I’ve just finished Kristin Hersh’s Paradoxical Undressing. In honour of which, here’s some early Throwing Muses:
Seems decent videos from back then are incredibly rare. Shame I couldn’t find a good video of The Letter – I have a bootleg(?) with it on from that Town & Country club gig shown in a couple of those videos, so I’m sure it exists, just no-one’s ever uploaded it to youtube 😦
Throwing Muses are one of those vital bands for me (at least, up till hunkpapa. From The Real Ramona on I start to lose interest), the kind that re-shapes your world, spins you around and says, “THIS. This is what matters. This is what you should be doing.” I reckon you only ever get a couple of those in your lifetime, and it’s very much dependent on where you are when you hear them as to whether they have that kind of world-altering impact.
I got In a Doghouse in my last year of high school, and it’s become the album/book/film that most sums up my adolescence. Something about the fractured stories in Kristin’s lyrics has tangled with the various stories I heard or (very very occasionally – my teenage years were very boring) participated in growing up on the outskirts of Edinburgh. I realise this probably happens to other people listening to other music, but I still think there’s something different about Kristin’s lyrics, something that lends itself particularly to this kind of entanglement. Something about the way you get these vivid fragments of stories that attach themselves to your own memories.
I have a pipe dream of one day writing a TV series based on Hate My Way. Not a literal transcription, and certainly not a biography of Kristin or the band, but something full of vivid fragments and light, a coming of age tale set in a West Coast town (maybe Oban? or Lochgilphead?). And it would be mixed up with stories from my own adolescence, and the hints of stories buried in the song. “Full of colours and sweat, and memories and potential”.

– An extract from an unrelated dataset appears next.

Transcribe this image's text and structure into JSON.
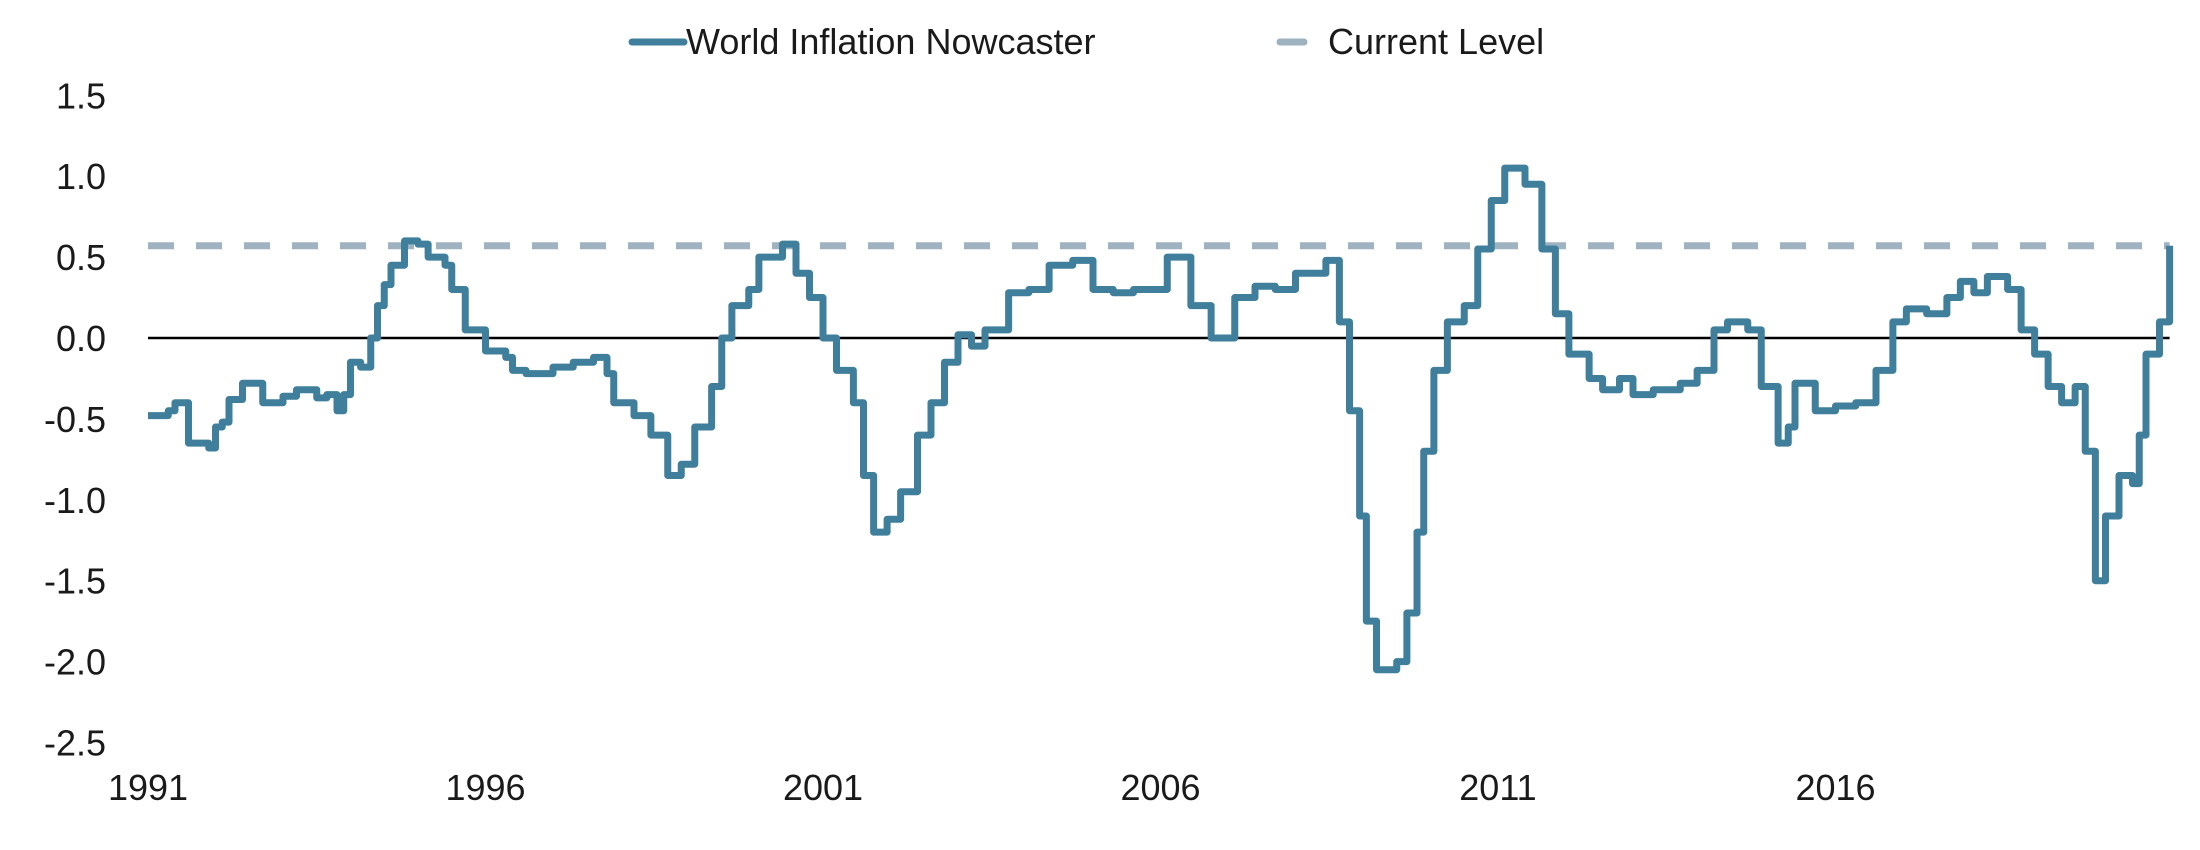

Reading the book, I realised that to me, Throwing Muses occupy a similar position to Joy Division. Both offer a hallucinatory take on the world, translating hidden currents into vivid images. But where Joy Division see darkness and death, a dangerous magic, Throwing Muses (despite Kristin’s assertions to the contrary) always seemed to be about life, about its mess and confusion and joy and potential. I do wonder who I would be if I had discovered Joy Division before I discovered Throwing Muses. I think my world would be a far poorer place.